Also, -1 is a perfectly valid integer and so this function can't distinguish between a header with -1 in it and an error. The fact that there's a req != null check seems silly. Surely, the caller should be responsible for that and if they aren't they should get an exception.

-----


My preferred approach here is to have two methods; one that throws and one that also takes a default value.

If the caller would handle the not-present case by assuming a value then use the default-value version; if it's an error then use the throwing version.

-----


And even in this case, a method full of != null checks seems silly when you can just catch NullPointerExceptions and return the default, no?

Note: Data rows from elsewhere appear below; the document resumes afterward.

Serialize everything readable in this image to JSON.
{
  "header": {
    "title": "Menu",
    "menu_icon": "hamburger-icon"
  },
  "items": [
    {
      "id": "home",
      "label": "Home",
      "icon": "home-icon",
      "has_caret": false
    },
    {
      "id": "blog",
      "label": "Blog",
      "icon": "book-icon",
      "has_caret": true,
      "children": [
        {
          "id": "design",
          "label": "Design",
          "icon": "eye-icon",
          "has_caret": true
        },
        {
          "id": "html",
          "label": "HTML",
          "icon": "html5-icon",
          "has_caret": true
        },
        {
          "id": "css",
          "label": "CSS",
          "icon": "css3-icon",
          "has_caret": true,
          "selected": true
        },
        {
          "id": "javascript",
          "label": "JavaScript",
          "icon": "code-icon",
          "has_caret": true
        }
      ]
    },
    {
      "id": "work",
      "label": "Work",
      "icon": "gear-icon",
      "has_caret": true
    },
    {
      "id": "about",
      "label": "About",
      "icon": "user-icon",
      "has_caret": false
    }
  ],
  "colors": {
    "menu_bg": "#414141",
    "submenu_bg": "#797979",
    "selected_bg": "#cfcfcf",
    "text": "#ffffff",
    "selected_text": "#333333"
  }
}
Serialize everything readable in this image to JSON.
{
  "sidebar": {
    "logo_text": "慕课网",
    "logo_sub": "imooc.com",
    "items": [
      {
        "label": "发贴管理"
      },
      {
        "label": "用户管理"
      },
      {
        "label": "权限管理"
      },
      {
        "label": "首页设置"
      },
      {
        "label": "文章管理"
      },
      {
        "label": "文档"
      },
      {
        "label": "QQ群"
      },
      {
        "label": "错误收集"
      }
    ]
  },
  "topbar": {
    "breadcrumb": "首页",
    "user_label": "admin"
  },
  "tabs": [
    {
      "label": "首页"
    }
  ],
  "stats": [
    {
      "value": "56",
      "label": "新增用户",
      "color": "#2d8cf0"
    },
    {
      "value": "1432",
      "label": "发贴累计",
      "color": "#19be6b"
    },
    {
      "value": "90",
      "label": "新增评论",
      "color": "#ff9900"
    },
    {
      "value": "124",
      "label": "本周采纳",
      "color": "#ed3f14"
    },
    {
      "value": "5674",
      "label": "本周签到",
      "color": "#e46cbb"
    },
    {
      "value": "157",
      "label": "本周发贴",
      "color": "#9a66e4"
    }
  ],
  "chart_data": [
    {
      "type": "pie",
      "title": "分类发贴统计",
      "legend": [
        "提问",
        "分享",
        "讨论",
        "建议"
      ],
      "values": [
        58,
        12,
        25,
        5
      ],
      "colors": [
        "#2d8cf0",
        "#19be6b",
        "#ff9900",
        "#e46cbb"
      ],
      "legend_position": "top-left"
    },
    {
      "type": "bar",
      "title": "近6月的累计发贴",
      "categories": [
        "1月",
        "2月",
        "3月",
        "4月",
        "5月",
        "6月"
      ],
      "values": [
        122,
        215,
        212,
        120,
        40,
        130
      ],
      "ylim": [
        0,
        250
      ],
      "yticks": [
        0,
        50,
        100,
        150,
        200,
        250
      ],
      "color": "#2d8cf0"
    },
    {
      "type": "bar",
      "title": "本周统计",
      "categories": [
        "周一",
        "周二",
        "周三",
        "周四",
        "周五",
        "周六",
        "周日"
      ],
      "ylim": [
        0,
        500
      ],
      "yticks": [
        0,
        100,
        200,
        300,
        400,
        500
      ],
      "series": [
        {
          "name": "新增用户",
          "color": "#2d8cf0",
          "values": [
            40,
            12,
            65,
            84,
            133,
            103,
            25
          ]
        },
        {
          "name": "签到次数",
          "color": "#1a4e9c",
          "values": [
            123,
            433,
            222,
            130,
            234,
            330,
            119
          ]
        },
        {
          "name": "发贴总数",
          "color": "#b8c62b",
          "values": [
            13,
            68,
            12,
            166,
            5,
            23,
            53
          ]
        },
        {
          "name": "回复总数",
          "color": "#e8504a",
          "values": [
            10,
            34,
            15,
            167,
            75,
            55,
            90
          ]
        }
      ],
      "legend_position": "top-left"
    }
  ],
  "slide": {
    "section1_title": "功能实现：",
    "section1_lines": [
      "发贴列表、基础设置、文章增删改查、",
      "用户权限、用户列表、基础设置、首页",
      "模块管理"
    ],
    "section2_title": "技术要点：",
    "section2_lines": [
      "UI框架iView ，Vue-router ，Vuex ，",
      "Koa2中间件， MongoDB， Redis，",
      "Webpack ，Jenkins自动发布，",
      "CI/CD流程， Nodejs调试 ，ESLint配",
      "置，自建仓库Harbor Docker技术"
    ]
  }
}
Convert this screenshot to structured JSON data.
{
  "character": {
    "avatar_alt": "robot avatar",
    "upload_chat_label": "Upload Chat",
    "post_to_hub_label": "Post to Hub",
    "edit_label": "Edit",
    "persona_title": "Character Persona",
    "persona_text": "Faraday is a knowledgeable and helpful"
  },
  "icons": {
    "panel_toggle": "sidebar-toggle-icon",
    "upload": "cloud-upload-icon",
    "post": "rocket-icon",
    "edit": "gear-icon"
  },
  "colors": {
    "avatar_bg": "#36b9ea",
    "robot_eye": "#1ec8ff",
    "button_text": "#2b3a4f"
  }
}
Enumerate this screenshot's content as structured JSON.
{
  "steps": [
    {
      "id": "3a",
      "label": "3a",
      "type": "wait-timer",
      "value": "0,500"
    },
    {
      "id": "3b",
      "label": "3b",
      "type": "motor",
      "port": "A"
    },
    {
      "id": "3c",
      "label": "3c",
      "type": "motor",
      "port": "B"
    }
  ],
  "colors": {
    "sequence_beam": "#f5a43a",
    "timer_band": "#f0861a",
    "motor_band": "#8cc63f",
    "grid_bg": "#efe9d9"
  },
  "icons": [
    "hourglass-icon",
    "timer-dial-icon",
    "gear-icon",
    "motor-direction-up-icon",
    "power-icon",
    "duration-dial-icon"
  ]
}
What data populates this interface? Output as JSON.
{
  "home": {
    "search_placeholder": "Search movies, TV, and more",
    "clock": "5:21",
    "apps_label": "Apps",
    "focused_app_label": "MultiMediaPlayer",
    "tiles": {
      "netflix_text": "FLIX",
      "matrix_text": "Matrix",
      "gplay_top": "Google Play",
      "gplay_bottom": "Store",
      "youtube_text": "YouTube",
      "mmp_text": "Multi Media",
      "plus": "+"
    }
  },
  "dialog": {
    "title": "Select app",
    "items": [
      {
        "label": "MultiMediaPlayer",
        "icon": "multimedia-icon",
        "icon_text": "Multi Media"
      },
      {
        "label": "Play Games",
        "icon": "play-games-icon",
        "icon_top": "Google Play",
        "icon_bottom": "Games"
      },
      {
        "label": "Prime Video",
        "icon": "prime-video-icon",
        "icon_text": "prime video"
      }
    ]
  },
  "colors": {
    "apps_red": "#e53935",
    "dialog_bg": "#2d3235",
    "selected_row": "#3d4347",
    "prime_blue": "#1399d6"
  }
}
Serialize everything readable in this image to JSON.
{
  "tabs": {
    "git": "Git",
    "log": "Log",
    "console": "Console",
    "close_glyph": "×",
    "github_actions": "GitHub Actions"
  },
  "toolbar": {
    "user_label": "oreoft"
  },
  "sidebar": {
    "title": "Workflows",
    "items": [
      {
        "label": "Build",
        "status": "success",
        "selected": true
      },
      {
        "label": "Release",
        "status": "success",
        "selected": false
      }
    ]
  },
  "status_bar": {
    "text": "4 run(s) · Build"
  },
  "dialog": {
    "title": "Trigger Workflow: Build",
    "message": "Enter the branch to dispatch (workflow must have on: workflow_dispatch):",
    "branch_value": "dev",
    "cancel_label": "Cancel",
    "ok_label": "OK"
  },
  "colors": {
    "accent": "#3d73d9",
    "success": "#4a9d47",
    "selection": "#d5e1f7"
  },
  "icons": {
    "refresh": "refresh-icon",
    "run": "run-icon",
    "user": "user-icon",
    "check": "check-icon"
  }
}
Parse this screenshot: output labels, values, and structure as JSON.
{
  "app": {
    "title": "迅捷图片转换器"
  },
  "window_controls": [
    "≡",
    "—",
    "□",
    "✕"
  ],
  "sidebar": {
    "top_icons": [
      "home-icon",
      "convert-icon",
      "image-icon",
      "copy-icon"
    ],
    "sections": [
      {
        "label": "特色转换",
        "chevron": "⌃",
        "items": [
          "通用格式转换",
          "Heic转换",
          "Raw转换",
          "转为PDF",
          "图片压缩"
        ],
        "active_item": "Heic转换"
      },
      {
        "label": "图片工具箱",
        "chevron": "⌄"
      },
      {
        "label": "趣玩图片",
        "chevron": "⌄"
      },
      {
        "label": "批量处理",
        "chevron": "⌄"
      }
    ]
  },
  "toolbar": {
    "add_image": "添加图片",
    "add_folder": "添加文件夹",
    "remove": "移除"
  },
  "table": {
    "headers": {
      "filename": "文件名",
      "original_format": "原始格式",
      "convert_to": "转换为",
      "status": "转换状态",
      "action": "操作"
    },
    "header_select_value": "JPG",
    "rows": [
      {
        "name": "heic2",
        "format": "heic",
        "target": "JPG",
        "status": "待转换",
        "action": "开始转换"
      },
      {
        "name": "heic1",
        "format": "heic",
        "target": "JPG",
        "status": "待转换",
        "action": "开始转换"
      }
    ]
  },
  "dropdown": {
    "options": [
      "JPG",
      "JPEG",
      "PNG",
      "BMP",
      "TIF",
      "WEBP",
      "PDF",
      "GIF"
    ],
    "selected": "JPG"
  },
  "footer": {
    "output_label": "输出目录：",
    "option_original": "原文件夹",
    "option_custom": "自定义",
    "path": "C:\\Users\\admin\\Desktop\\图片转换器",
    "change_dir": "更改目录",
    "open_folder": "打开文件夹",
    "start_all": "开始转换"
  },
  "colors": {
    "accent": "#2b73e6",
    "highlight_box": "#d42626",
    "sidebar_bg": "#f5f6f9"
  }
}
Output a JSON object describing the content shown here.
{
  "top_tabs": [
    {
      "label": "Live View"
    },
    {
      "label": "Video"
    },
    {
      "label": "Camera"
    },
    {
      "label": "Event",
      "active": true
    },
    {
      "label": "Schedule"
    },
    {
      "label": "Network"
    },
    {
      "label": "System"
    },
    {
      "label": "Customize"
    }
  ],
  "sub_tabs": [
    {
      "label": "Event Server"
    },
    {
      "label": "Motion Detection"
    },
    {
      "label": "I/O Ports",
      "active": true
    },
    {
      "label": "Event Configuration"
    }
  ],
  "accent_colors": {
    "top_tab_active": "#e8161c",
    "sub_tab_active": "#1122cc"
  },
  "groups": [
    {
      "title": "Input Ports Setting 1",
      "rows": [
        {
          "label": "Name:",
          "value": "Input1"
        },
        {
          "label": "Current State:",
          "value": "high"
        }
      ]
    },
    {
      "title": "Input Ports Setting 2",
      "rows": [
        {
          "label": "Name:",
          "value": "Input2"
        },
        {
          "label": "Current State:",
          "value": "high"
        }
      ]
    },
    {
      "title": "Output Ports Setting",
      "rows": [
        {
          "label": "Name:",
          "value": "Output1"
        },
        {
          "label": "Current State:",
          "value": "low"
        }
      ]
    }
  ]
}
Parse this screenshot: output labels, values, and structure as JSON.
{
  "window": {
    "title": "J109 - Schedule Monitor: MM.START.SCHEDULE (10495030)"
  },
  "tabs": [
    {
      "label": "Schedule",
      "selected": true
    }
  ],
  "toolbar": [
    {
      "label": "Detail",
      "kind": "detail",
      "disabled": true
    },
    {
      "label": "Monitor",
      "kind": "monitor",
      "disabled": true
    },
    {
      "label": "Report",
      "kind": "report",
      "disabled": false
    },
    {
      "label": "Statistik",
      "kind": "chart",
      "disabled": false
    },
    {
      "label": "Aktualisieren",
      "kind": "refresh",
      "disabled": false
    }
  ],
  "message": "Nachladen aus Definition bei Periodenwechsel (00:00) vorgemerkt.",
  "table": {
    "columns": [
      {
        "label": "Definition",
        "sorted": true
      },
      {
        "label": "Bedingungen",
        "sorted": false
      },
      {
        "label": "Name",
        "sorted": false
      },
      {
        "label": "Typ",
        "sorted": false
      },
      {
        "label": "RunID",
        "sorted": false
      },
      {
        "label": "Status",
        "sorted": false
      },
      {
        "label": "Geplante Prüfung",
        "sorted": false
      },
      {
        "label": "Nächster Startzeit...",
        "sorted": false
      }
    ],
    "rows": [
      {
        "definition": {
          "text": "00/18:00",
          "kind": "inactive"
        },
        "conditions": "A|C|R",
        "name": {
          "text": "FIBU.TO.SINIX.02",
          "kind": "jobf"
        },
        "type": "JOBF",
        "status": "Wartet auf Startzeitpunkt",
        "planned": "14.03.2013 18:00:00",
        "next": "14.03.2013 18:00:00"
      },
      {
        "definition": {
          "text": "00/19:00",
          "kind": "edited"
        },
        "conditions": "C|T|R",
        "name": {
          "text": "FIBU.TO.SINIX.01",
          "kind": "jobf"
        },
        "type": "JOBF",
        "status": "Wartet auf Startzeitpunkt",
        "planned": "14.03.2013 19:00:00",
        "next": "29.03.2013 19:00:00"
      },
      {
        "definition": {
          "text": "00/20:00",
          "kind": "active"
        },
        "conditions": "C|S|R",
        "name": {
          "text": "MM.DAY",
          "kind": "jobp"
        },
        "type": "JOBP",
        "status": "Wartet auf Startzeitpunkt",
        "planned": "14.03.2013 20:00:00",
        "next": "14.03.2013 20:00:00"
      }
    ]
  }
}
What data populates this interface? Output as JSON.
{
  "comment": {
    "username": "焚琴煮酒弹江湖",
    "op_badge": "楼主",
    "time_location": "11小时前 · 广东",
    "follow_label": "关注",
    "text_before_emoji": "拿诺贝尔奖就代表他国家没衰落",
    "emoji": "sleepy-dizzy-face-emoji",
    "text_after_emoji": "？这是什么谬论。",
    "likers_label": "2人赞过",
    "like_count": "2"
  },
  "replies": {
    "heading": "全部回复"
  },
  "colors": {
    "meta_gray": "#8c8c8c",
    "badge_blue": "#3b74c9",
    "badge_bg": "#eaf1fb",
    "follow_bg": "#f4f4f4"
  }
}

Also, Java is statically typed. If you need such dynamic capabilities, look elsewhere?

-----


The problem with catching an NPE is that you don't know what was null, so you can't know if it was expected or not. Was req null? Or was the NPE thrown from inside GetHeaders()? Or something else entirely?

-----


Right, but in the provided example what was null doesn't seem to matter. Only that there was a null reference.

-----


It's normally considered bad form to catch NPE, particularly if a simple (x == null) check is the alternative. But that's largely a code-style issue; each to their own.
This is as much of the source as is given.